High costs, long contracts
Hospitals across the country are struggling to stay afloat in the wake of relentless economic pressures, with staff shortages topping the list. The issue is especially dire when it comes to nursing staff. Since 2020, hospitals have been relying extensively on travel nurses to fill gaps in their schedules. Worse, as pay for travel nurses went up, an exodus of staff nurses followed.
By the end of 2021, travel nurse pay had stabilized but was still high. According to an August 2022 article in Becker’s Hospital Review, AMN Healthcare expected to “exit 2022 with travel nurse and allied healthcare professional bill rates at approximately 30 percent lower than first-quarter levels." However, they add that “though demand for travel nurses and allied professionals has declined from an all-time high in Q1, the company expects persistent vacancies and labor shortages to continue."
Despite this wage stabilization, some hospitals are locked into multi-year contracts with travel nurse associations. This means they are stuck paying at a 2021 level for travel nurses, despite the downward trend in their fees.
Hidden documentation costs
With so many clear costs associated with travel nurses, it would be nice to think there are no hidden costs. Yet there is an unseen documentation cost associated with travel nurses, too.
The main focus of every nurse, first and foremost, is always patient care. Yet nursing responsibilities also include documentation.

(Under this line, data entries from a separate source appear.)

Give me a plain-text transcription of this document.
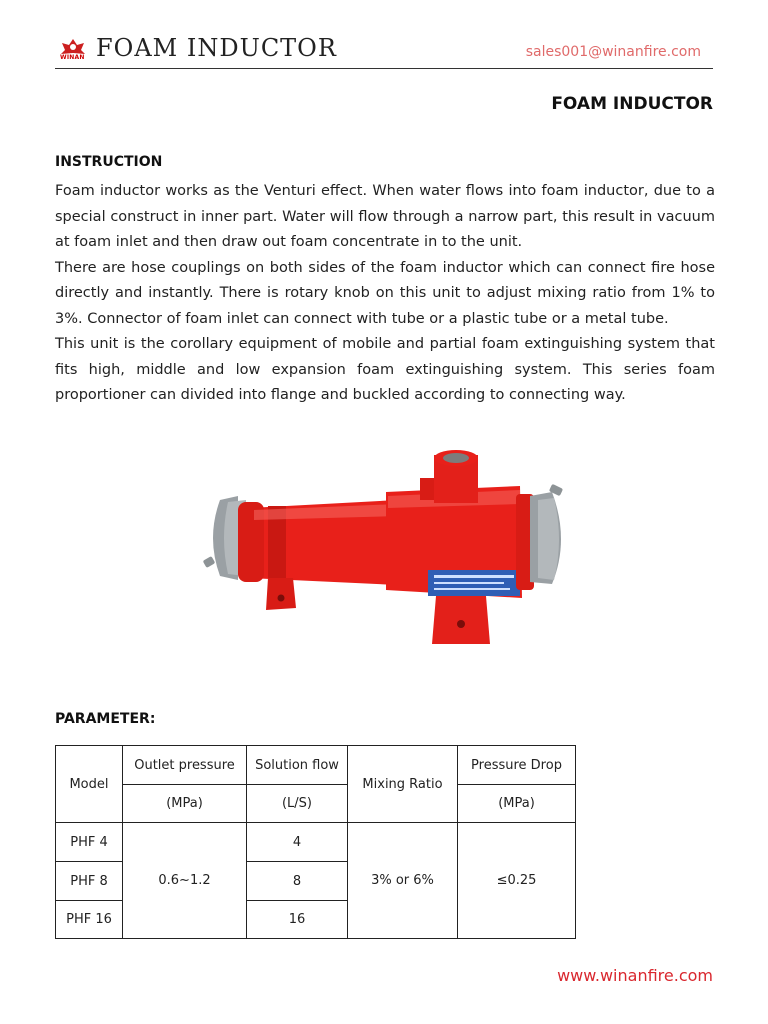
WINAN FOAM INDUCTOR	sales001@winanfire.com
FOAM INDUCTOR
INSTRUCTION

Foam inductor works as the Venturi effect. When water flows into foam inductor, due to a special construct in inner part. Water will flow through a narrow part, this result in vacuum at foam inlet and then draw out foam concentrate in to the unit.

There are hose couplings on both sides of the foam inductor which can connect fire hose directly and instantly. There is rotary knob on this unit to adjust mixing ratio from 1% to 3%. Connector of foam inlet can connect with tube or a plastic tube or a metal tube.

This unit is the corollary equipment of mobile and partial foam extinguishing system that fits high, middle and low expansion foam extinguishing system. This series foam proportioner can divided into flange and buckled according to connecting way.

PARAMETER:
Model	Outlet pressure	Solution flow	Mixing Ratio	Pressure Drop
	(MPa)	(L/S)		(MPa)
PHF 4	0.6~1.2	4	3% or 6%	≤0.25
PHF 8		8		
PHF 16		16		
www.winanfire.com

Tackling this documentation is a burden for all providers but becomes more of an afterthought with travel nurses. First, because they are often brought into a crisis situation so they have less time to focus on documentation. And, second, because they are often given less training on the hospital’s documentation needs.
As a result, charges are more likely to be missed, which only compounds the financial situation facing the hospital.
Recovering missed revenue
When hospitals find themselves hiring large numbers of travel nurses, a wise move is to audit how they capture charges. However, it is unlikely that the revenue cycle team will have the clinical knowledge to know what charges may have been missed in any given treatment. It is equally unlikely that a hospital that is short-staffed would be able to spare a nurse to review the charges.
A better course of action is to have an outside consultant who has both clinical expertise and knowledge of the revenue cycle review the documentation. They will be able to spot what was left out of the charges for specific procedures and patient care – and they won’t drag your providers away from their patients.
Hospitals have a way out
Travel nurses cost more than just their fees. They also come with a hidden cost stemming from incomplete documentation. Luckily, by capturing those missed charges, hospitals can offset the high cost of travel nurses.